В ответ раздались глухие удары, словно под водой ударили в деревянные гонги:
— В этом теле форма обращения — Тхоувинтха.
— Ты — Тауинтха? — Объем тела Спарты был в четыре раза меньше, чем у «Посла» — как она ни старалась, ей не удавалось точно воспроизвести звучание имени.
— Вы можете называть нас Товинта. Мы не называли бы себя так, но мы понимаем, что у вас другое впечатление… другое строение. Как вас зовут?
— Мы, все представители моего вида, — называем себя людьми. В этом теле большинство тех, кто меня знает, называют меня Эллен Трой. Другие зовут меня Линда Надь. Я называю себя Спартой.
— Мы будем называть вас Обозначенным.
— Почему вы меня так называете?
— Вы похожи на других людей, которые пришли сюда, и на тех, кого мы наблюдали раньше, но также отличаетесь. Вы научились делать себя более похожими на нас. Вы могли обучиться
— Пожалуйста, объясните подробнее. — Спарта издала нетерпеливую череду щелчков и шипений. — Я хочу знать ваше впечатление.
— Мы расскажем друг другу много историй. Мы расскажем вам как можно больше о том, что произошло до нашего последнего визита. Вы расскажете нам обо всем, что произошло с тех пор. — С каждой фразой вода текла в мантию посла и вытекала из нее; жизнь струилась по его телу. — Позже будет больше времени. Но сейчас у нас мало времени. А где остальные?
— Они находятся на нашем корабле в ближайшем космосе.
— Значит, вы хотите, чтобы их уничтожили. — Бесстрастное «лицо» посла не выражало ни малейшего намека на одобрение или неодобрение, когда «Посол» незаметно отделился от сверкающего пьедестала и выплыл из гнезда с извивающимися микротрубочками, прикреплявшими его к кораблю. — Вы хотите пойти с нами один.
— Нет! — Гулкий щелчок. — Они не должны пострадать.
— Все должны прийти сюда. У нас мало времени. Очень скоро времени не останется.
— Я скажу им, если вы расскажете мне, как это сделать.
— Пойдем, и я расскажу вам, как.
Первой вошла в открытый отсек «Вентриса» Марианна, за ней Блейк. После того как отсек был закрыт, она стянула с головы шлем и направилась по коридору к переполненной кают-компании.
Марианна прибыла с огнем в сердце и огнем в глазах, и ей нужен был только окровавленный топор, чтобы соответствовать роли Клитемнестры [95] . Однако ее первые слова были обращены не к Форстеру, который выжидающе стоял перед ней, а к Биллу Хокинсу.
95
Клитемнестра — Действующее лицо трагедии Эсхила «Агамемнон». Клитеместра, в греческой мифологии жена Агамемнона; пока муж воевал под Троей, вступила в связь с его двоюродным братом Эгисфом. Когда Агамемнон возвратился на родину, убила его.
— Ты мог бы остановить их, — сердито сказала она. — Или, по крайней мере, попытаться. Ты что, хотел, чтобы он умер.
Он посмотрел в эти огненные глаза.
— Нет, Марианна, не хотел. И он не умрет.
— Потому что я сдалась, — сказала она. — Если бы я не заставила его сказать мне, где он спрятал статую, он пошел бы на смерть за свои принципы. Он вел себя как Мэ… по взрослому.
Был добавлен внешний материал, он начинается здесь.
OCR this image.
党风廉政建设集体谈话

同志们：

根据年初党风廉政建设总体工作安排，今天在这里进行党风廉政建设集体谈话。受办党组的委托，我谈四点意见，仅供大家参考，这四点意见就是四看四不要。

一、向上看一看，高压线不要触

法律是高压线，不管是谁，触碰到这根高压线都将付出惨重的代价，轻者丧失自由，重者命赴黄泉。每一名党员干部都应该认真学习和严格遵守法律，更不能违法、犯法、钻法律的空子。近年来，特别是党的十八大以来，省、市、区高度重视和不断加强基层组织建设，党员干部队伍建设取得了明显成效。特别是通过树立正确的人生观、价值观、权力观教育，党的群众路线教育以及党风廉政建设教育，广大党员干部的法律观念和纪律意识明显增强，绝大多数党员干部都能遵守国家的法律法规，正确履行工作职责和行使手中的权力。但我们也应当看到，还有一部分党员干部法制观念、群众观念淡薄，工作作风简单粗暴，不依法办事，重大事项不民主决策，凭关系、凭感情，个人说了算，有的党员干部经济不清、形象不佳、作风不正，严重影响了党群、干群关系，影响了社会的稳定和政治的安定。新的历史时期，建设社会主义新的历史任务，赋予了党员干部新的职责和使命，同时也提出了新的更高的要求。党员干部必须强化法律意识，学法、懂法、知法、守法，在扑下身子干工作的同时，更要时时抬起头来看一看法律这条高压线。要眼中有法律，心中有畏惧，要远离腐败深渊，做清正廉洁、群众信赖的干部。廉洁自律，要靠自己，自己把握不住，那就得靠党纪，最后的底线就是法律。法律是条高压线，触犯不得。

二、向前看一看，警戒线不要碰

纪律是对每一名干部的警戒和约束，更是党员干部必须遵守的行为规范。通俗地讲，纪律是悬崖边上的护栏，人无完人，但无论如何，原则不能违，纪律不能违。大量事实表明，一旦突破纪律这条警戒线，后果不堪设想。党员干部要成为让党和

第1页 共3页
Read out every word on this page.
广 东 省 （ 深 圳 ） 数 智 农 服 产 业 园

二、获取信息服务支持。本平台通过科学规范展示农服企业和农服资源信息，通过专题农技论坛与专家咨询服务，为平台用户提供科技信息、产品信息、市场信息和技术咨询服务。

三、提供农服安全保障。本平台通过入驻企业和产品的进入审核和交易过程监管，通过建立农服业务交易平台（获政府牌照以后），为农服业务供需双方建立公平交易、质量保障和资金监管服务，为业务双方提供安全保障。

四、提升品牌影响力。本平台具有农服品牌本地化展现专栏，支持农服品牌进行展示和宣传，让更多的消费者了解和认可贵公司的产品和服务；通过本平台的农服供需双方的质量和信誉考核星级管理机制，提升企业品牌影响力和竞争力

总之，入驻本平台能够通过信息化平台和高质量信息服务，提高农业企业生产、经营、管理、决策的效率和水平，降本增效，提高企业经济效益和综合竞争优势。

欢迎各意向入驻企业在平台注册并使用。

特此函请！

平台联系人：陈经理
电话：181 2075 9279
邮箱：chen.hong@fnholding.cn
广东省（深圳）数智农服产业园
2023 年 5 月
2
Но ты Билл…
— У вас будет много времени для взаимных обвинений позже, мисс Митчелл. — Форстер прервал ее прежде, чем она произнесла более жесткие слова. — Сейчас нам нужно уладить кое-какие дела.
— Вот, — сказала она и подтолкнула к нему блокнот. На нем был грубый набросок — карта участка «храма искусства» с крестиком, отмечающим место. — Это лучшее, что я смогла сделать.
— Так, прекрасно, — сказал Форстер, взглянув на рисунок и передав его Блейку. — Блейк, я полагаю, ты можешь позаботиться об этом.
— Да, сэр, — Блейк взял блокнот и немедленно покинул летную палубу.
— Ну вот, теперь с этим покончено, — Форстер подошел к пустому дивану и наклонился, роясь в холщовом мешке под консолью. Он достал стеклянную бутылку с облупившимися этикетками, наполненную темно-янтарной жидкостью. Один из его заветных «Наполеонов». — Почему бы нам не расслабиться и не выпить, чтобы забыть все эти неприятности?